Enquanto organiza sua alma
Sei que apareci em uma hora conturbada e que sua alma andava muito bagunçada. Cheguei apenas para tomar um simples café – ou um chimarrão, tanto faz - pode-se dizer, mas algo me fez querer ficar. Ah, claro, contra sua vontade, mas permaneci por perto e continuo por aqui por essas bandas.
Lembro-me quando dissestes que tudo estava uma bagunça e que precisava do seu tempo para colocar ordem na casa, pra organizar a alma. Lembro também que “não era nada comigo”, que não era por causa do meu signo e minhas manias que te irritavam, e talvez não fossem essas coisas mesmo, até por isso permaneci aqui.
Continuei por perto, espiando pela fresta da janela sua arrumação, ou melhor, sua tentativa de se organizar para depois receber minha visita. Mas vi nesse meio tempo que eu não estava sozinho nessa espionagem, que outros aguardavam tão ansiosos quanto eu para que tu abrisses a porta. Alguns, de tão desesperados conseguiram pular sua janela e fizeram visitas esporádicas. Talvez a sua bagunça e a desordem desses parecessem um pouco, fazendo que você não se importasse com essas visitas rápidas, daqueles que só passavam por ali e logo iam embora. “Não era nada comigo”, claro, entendo perfeitamente.
O que você não entendeu quando cheguei é que eu sabia de toda a zona que estava sua vida, ou melhor, imaginava.

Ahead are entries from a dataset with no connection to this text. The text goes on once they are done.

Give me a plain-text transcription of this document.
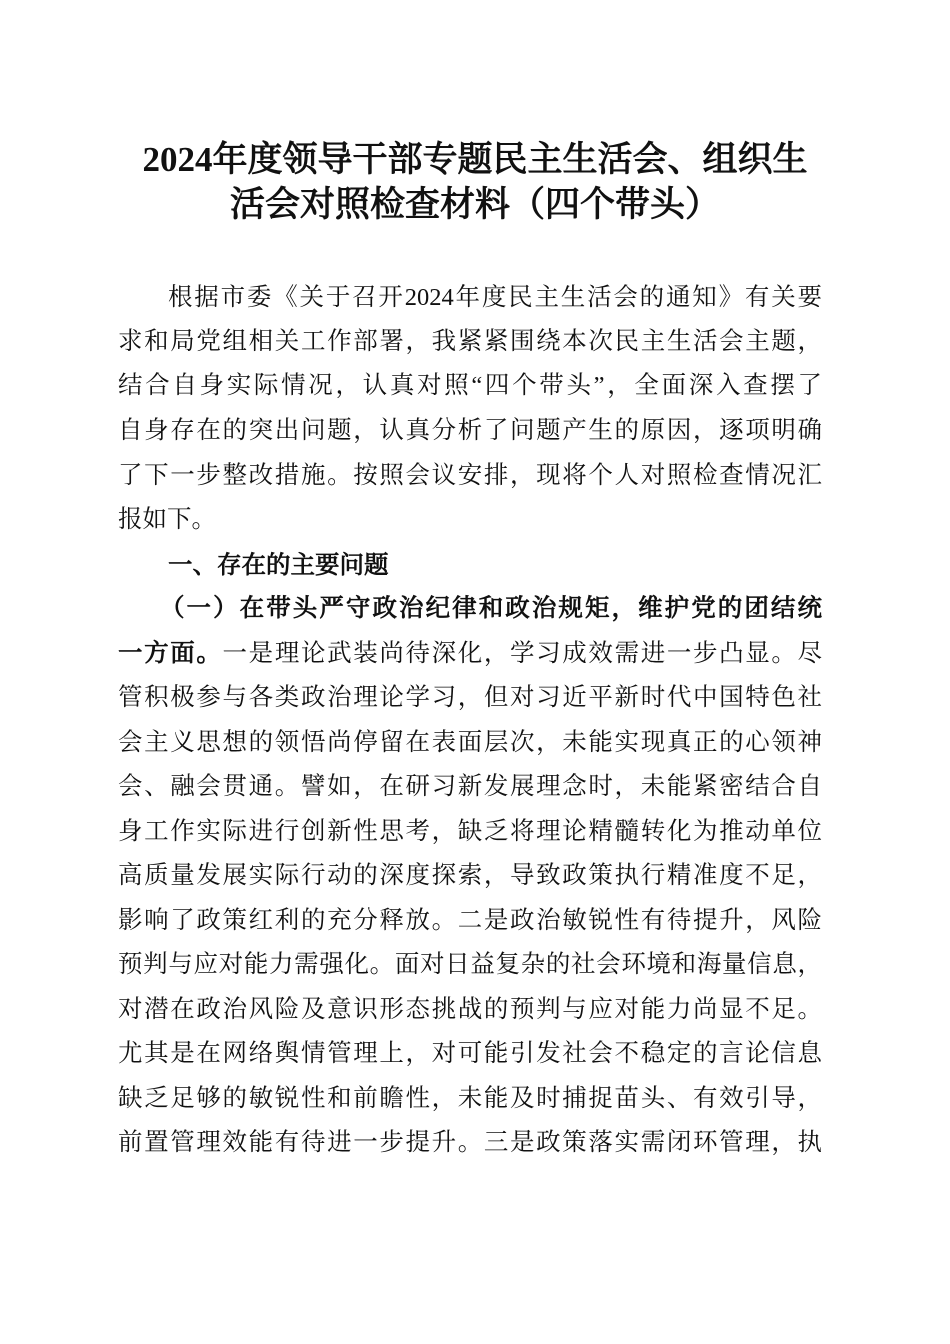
2024年度领导干部专题民主生活会、组织生
活会对照检查材料（四个带头）
根据市委《关于召开2024年度民主生活会的通知》有关要
求和局党组相关工作部署，我紧紧围绕本次民主生活会主题，
结合自身实际情况，认真对照“四个带头”，全面深入查摆了
自身存在的突出问题，认真分析了问题产生的原因，逐项明确
了下一步整改措施。按照会议安排，现将个人对照检查情况汇
报如下。
一、存在的主要问题
（一）在带头严守政治纪律和政治规矩，维护党的团结统
一方面。一是理论武装尚待深化，学习成效需进一步凸显。尽
管积极参与各类政治理论学习，但对习近平新时代中国特色社
会主义思想的领悟尚停留在表面层次，未能实现真正的心领神
会、融会贯通。譬如，在研习新发展理念时，未能紧密结合自
身工作实际进行创新性思考，缺乏将理论精髓转化为推动单位
高质量发展实际行动的深度探索，导致政策执行精准度不足，
影响了政策红利的充分释放。二是政治敏锐性有待提升，风险
预判与应对能力需强化。面对日益复杂的社会环境和海量信息，
对潜在政治风险及意识形态挑战的预判与应对能力尚显不足。
尤其是在网络舆情管理上，对可能引发社会不稳定的言论信息
缺乏足够的敏锐性和前瞻性，未能及时捕捉苗头、有效引导，
前置管理效能有待进一步提升。三是政策落实需闭环管理，执
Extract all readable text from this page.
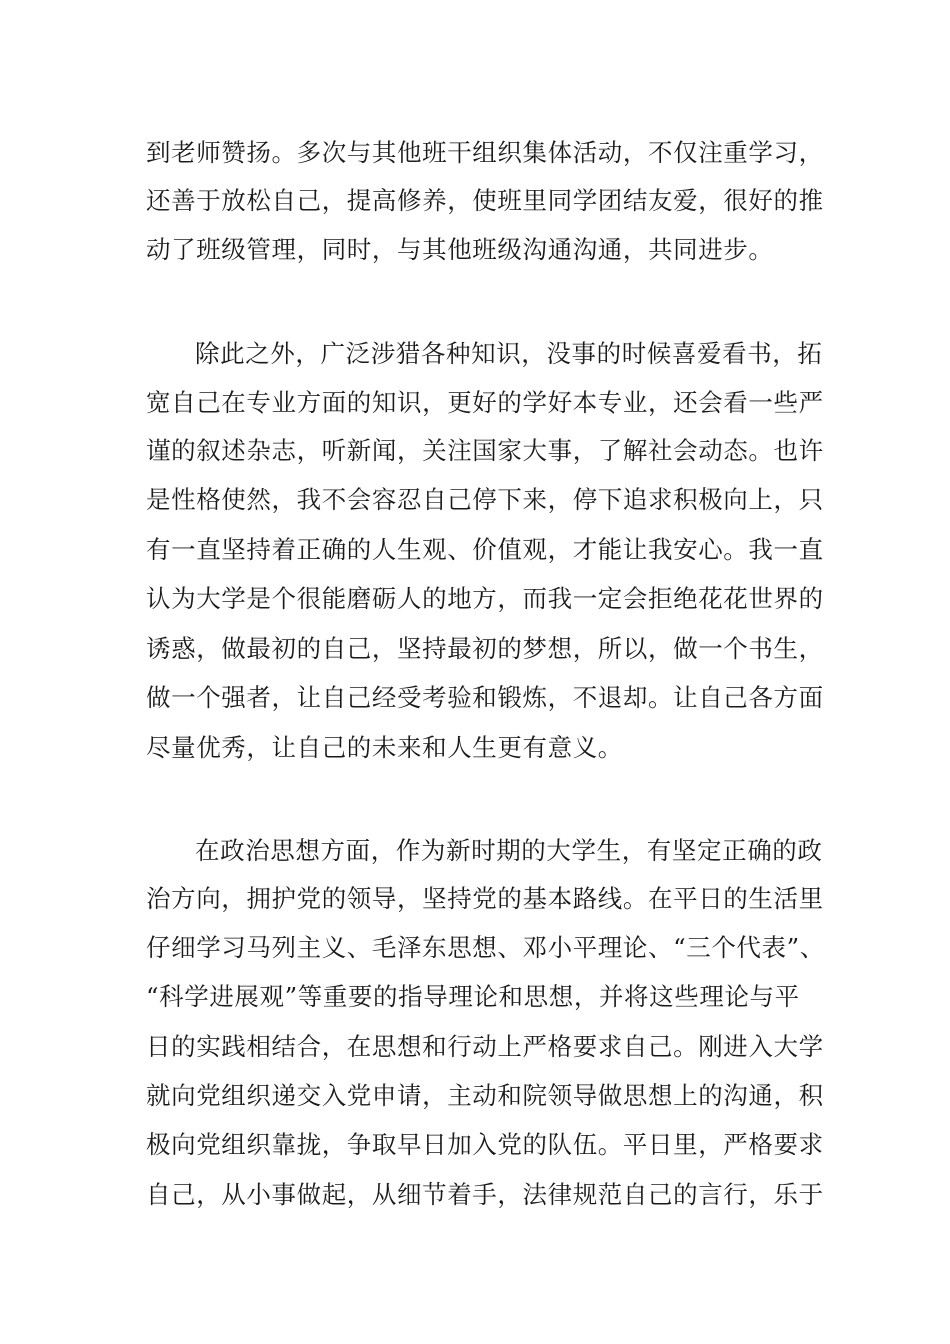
到老师赞扬。多次与其他班干组织集体活动，不仅注重学习，
还善于放松自己，提高修养，使班里同学团结友爱，很好的推
动了班级管理，同时，与其他班级沟通沟通，共同进步。
除此之外，广泛涉猎各种知识，没事的时候喜爱看书，拓
宽自己在专业方面的知识，更好的学好本专业，还会看一些严
谨的叙述杂志，听新闻，关注国家大事，了解社会动态。也许
是性格使然，我不会容忍自己停下来，停下追求积极向上，只
有一直坚持着正确的人生观、价值观，才能让我安心。我一直
认为大学是个很能磨砺人的地方，而我一定会拒绝花花世界的
诱惑，做最初的自己，坚持最初的梦想，所以，做一个书生，
做一个强者，让自己经受考验和锻炼，不退却。让自己各方面
尽量优秀，让自己的未来和人生更有意义。
在政治思想方面，作为新时期的大学生，有坚定正确的政
治方向，拥护党的领导，坚持党的基本路线。在平日的生活里
仔细学习马列主义、毛泽东思想、邓小平理论、“三个代表”、
“科学进展观”等重要的指导理论和思想，并将这些理论与平
日的实践相结合，在思想和行动上严格要求自己。刚进入大学
就向党组织递交入党申请，主动和院领导做思想上的沟通，积
极向党组织靠拢，争取早日加入党的队伍。平日里，严格要求
自己，从小事做起，从细节着手，法律规范自己的言行，乐于
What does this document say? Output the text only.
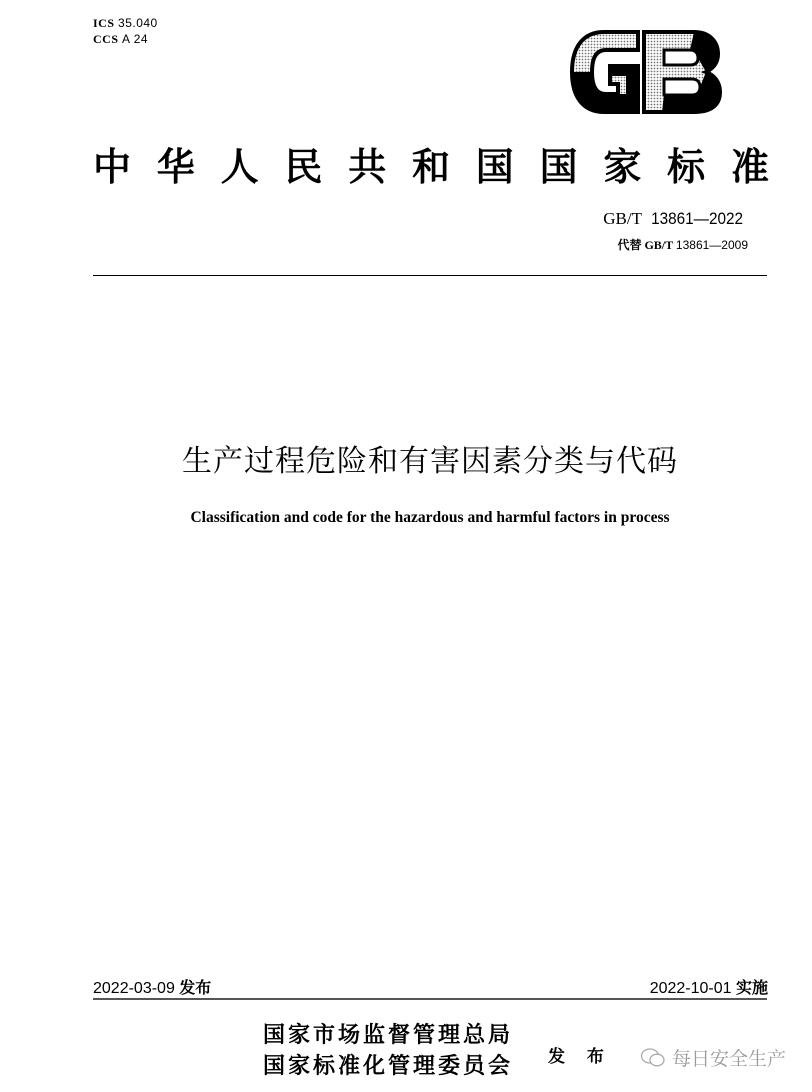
ICS 35.040
CCS A 24
中 华 人 民 共 和 国 国 家 标 准
GB/T 13861—2022
代替 GB/T 13861—2009
生产过程危险和有害因素分类与代码
Classification and code for the hazardous and harmful factors in process
2022-03-09 发布	2022-10-01 实施
国家市场监督管理总局
国家标准化管理委员会 发 布	每日安全生产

E quem disse que a minha estava diferente? Acho que não fui claro o suficiente ao dizer que estaria do seu lado sempre que precisasse. Eu não me importaria em tentar organizar suas bagunças contigo, na real, seria um prazer dobrar todas as suas frustrações e decepções e encaixotá-las, despacha-las pra algum lugar qualquer.
Quanto suas tarjas pretas, eu já tinha tudo em mente, ia joga-los fora pouco a pouco, até que não sobrasse mais nenhum e você nem sentiria falta deles. Nós estaríamos bebendo juntos aquela garrafa de uísque que normalmente você bebia sozinha. Assim tudo ficaria menos pesado pra ti. Mas claro, te deixaria livre para abrir outra garrafa e beber só caso quisesse. Enquanto isso, eu ia limpando os cacos espalhados a sua volta pra que não se cortasse com eles novamente.
Tudo isso, claro, teria acontecido caso você entendesse que não bati à sua porta apenas para dizer um “oi”, que na verdade quis entrar e tomar um café e, talvez, ficar para o almoço, pra janta e pra outras coisas.
Já esperei na porta, tentei espiar por debaixo dela, tentei ficar observando pela fresta da janela, já subi no telhado. Enfim, tentei de várias maneiras, mas acho que talvez “não seja nada comigo” mesmo e, claro, deixo que sejas cada vez mais de você mesma, que se descubra e que se ame cada vez mais para, talvez um dia, poder compartilhar comigo um pouco desse amor. Enquanto isso, passeio pela redondeza, olho para outros lares e espio pelas portas, na esperança de que alguma delas se abra e me convide para entrar e, talvez, ficar.